XXVII

1.1K 92 29
                                    

Chino sulla vecchia scrivania di legno, Jimin sfogliava distrattamente le pagine polverose del grande tomo rilegato in pelle. Il silenzio impregnava gli antichi scaffali della libreria mentre i raggi solari si facevano faticosamente strada attraverso le spesse tende. L'odore agrodolce delle pagine ingiallite dal tempo fluttuava nella grande stanza.

"Dio santo, perché non riesco a concentrarmi?" mormorò il rosato massaggiandosi le tempie con due dita.
Il suo sguardo si soffermò sull'ombra allungata di sé stesso, il nero in netto contrasto con i riflessi aranciati del tramonto. I suoi occhi rotolarono sul libro posto minacciosamente davanti a sé, e si riempirono di riluttanza nell'osservare quelle strette lettere d'inchiostro, poste così vicine fra loro da formare quasi un'enorme chiazza nera.

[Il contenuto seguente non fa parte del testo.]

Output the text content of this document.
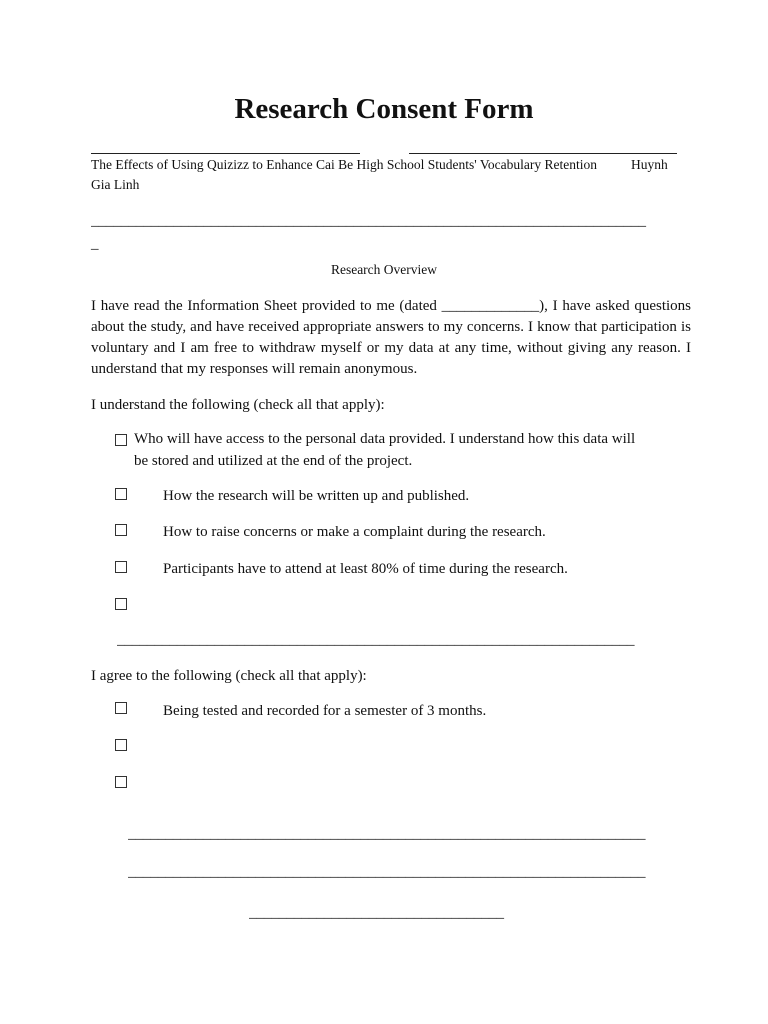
Research Consent Form
The Effects of Using Quizizz to Enhance Cai Be High School Students' Vocabulary Retention	Huynh
Gia Linh
__________________________________________________________________________
_
Research Overview
I have read the Information Sheet provided to me (dated _____________), I have asked questions about the study, and have received appropriate answers to my concerns. I know that participation is voluntary and I am free to withdraw myself or my data at any time, without giving any reason. I understand that my responses will remain anonymous.
I understand the following (check all that apply):
Who will have access to the personal data provided. I understand how this data will
be stored and utilized at the end of the project.
How the research will be written up and published.
How to raise concerns or make a complaint during the research.
Participants have to attend at least 80% of time during the research.
_____________________________________________________________________
I agree to the following (check all that apply):
Being tested and recorded for a semester of 3 months.
_____________________________________________________________________
_____________________________________________________________________
__________________________________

I suoi pensieri correvano ovunque sorvolando a pari passo la materia di cui il libro davanti a sé portava il nome. I fili intricati nella sua testa si attorcigliavano attorno alla figura slanciata di un ragazzo dalla pelle ambrata che, come colla, non decideva a staccarsi dalle pareti della sua mente, invadendola e costruendo una fitta rete di desideri.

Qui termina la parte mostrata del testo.